All right, he may not be the most charismatic chap in the world, but the tanned Sir Alan is still vitally important as the man at centre of all things. His utterings are a long way from Wildean, but it’s his coarseness, rampant ego and pathological belligerence that make him so magnetic. “How times can change. You seem to have gone from anchor to wanker!” he barks over the opening montage to one poor unfortunate (this year’s, “I’d have told you to piss off!”, surely?). “I just don’t know if you’re a bloody nutter!” he continues. “Quite honestly, I’d like to fire the bleedin’ three of you!” And then, at the end of tonight’s episode, “I got your card marked!” to the self-proclaimed “business bad boy” Syed.

Where his business reality show rivals Donald Trump and Richard Branson are all suave swagger and cricket sweaters on the shoulder, Sir Alan is aggro. A business bovver boy, to almost coin a phrase.

Tonight’s task saw this year’s 14 aspirant tycoons dispatched to Spitalfields market to stock up on fresh fruit, which they then had to sell for profit in their prospective boss’s old stomping ground of Hackney. While Ben led Invicta in the Queensbury rules of negotiating, the girls flung themselves around, self-confidently trading on their sexuality to blag as much over-ripe “toot” as possible. “Our strategy should be free, free, free,” declared Michelle as she realised the potential of the situation; befuddled stallholders handing over nearly-dead stock en masse.

While the debate about using femininity in business became the core talking point of the episode, what was shamefully overlooked was Velocity’s (“We have vision! We are exceptional! We are lasting! And we are outstanding in the city!”) misguided self-assurance in their own likeability. It’s one thing jiggling your melons, but their belief that their very presence is reason enough for punters to stump up freebies was surely the most distasteful thing of all. “Oh, you’re a star!”

As ever, the show is exquisitely compiled, fuggy shots of the City, radio chatter and cascading sky-scrapers giving it all a gritty, yet aspirational sheen.
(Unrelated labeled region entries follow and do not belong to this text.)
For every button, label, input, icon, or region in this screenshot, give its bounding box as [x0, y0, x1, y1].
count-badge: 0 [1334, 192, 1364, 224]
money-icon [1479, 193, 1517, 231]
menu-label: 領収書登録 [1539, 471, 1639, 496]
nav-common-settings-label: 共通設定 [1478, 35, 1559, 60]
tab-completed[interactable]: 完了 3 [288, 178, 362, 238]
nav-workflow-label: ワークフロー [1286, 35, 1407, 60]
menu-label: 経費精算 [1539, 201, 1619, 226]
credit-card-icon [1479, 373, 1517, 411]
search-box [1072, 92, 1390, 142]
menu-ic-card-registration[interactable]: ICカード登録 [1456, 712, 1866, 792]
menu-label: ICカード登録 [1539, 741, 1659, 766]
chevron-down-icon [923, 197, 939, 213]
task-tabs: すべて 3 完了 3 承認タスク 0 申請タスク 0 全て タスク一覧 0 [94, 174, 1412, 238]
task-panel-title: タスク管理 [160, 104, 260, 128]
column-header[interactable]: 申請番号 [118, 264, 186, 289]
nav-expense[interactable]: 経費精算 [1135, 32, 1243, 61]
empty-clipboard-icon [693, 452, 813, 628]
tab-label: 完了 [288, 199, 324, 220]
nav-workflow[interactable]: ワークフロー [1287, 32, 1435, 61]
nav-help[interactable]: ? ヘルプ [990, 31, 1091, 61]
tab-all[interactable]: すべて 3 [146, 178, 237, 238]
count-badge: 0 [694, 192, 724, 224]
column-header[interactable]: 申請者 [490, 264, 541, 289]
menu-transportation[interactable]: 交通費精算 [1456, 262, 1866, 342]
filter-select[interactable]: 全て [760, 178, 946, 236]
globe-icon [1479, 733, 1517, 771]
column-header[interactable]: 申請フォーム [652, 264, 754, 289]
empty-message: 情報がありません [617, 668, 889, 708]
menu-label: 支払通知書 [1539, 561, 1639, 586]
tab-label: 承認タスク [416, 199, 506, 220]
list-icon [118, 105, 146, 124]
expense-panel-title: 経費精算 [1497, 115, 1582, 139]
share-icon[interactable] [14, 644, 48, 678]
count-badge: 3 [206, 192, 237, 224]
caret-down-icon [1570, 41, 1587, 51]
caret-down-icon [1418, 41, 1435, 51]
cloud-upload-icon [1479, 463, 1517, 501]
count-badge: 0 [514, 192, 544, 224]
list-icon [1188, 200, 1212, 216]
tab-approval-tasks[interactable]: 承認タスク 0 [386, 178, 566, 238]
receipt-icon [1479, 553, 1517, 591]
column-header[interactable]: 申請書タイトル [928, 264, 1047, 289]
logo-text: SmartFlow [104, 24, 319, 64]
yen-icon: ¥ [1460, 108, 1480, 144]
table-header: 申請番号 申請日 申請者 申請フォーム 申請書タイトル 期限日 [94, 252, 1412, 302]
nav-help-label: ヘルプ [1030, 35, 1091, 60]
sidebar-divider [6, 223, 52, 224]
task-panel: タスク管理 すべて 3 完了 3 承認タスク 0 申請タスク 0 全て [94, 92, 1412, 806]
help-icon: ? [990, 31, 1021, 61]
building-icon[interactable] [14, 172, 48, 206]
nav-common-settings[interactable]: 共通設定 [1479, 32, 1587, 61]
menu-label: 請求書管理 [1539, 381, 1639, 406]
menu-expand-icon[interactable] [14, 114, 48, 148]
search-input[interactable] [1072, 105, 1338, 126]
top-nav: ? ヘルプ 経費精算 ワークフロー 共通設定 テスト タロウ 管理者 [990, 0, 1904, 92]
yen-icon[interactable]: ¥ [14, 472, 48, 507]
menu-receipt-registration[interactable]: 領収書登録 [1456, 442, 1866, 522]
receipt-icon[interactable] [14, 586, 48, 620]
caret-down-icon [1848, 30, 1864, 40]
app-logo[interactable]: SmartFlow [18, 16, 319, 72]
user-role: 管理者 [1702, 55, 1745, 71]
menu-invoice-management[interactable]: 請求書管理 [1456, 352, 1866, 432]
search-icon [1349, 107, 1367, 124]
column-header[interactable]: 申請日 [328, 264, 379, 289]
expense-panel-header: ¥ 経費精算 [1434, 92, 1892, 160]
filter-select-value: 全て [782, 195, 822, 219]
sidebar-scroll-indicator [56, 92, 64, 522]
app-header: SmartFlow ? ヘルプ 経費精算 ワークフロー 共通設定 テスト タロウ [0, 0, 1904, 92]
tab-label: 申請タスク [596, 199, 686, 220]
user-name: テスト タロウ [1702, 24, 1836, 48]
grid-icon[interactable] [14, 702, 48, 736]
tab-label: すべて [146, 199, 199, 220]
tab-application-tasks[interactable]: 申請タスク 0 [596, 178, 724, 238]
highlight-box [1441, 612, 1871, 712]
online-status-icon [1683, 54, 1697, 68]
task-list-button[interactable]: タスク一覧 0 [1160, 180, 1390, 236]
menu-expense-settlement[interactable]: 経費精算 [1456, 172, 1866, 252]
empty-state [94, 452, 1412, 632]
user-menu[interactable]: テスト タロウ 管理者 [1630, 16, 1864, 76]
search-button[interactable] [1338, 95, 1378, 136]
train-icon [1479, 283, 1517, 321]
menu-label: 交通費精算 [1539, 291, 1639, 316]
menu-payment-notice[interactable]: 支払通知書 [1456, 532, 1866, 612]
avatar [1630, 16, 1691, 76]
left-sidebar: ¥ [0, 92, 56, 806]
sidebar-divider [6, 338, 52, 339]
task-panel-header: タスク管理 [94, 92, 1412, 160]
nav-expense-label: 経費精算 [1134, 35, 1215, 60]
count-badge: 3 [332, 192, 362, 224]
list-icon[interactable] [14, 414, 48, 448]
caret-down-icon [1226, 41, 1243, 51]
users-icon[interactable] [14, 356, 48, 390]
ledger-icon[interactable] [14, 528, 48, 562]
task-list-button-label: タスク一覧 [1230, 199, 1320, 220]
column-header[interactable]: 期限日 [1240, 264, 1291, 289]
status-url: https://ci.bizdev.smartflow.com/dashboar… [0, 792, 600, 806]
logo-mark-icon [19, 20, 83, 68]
And there were those tiny, priceless moments: “Invicta”, “Invicta”, “Invicta”, “The A Team”; Syed declaring “let’s bring on the mind games,” before telling lawyer Karen she doesn’t look “a year above 30″; Ruth declaring, “I want to win because I’m a winner. I’m going to get the job with Sir Alan, end of … The girls are a lovely bunch of people – bar one” … with the camera then cutting to the effusive Jo.

And then there’s my favourite: Tuan and Alexa’s getting-to-know-you chat by the pool. “All in all a good bunch of people,” murmurs the financial adviser from Weston-Super-Mare. “Yeah, we’re going to have some fun. Work hard, play hard”. And then silence, with the pair raising their glasses in unison for a silent, uncomfortable drink before, in synchronicity, looking away for someone – anyone – else to talk to.

It’s absolutely beautiful stuff. Much better than we deserve, really.

And so Ben – pale, pleasant, puppy-dog Ben – was the first victim, following a spectacular savaging in the boardroom. To be honest, he’s better off out of it, as the monsters are gathering. Syed looks to have all the self-assurance and people skills of last year’s Paul Torrisi, while Jo is like Saira Khan on a sugar-rush. Ruth’s motivated by “money and recognition” and Paul can quite easily sell an apple for a fiver, with no recourse to snogging. He’ll go a long way for sure.

I love it that The Apprentice is back, and it’s not because I’m kooky. It’s just that it’s the best thing on TV. End of.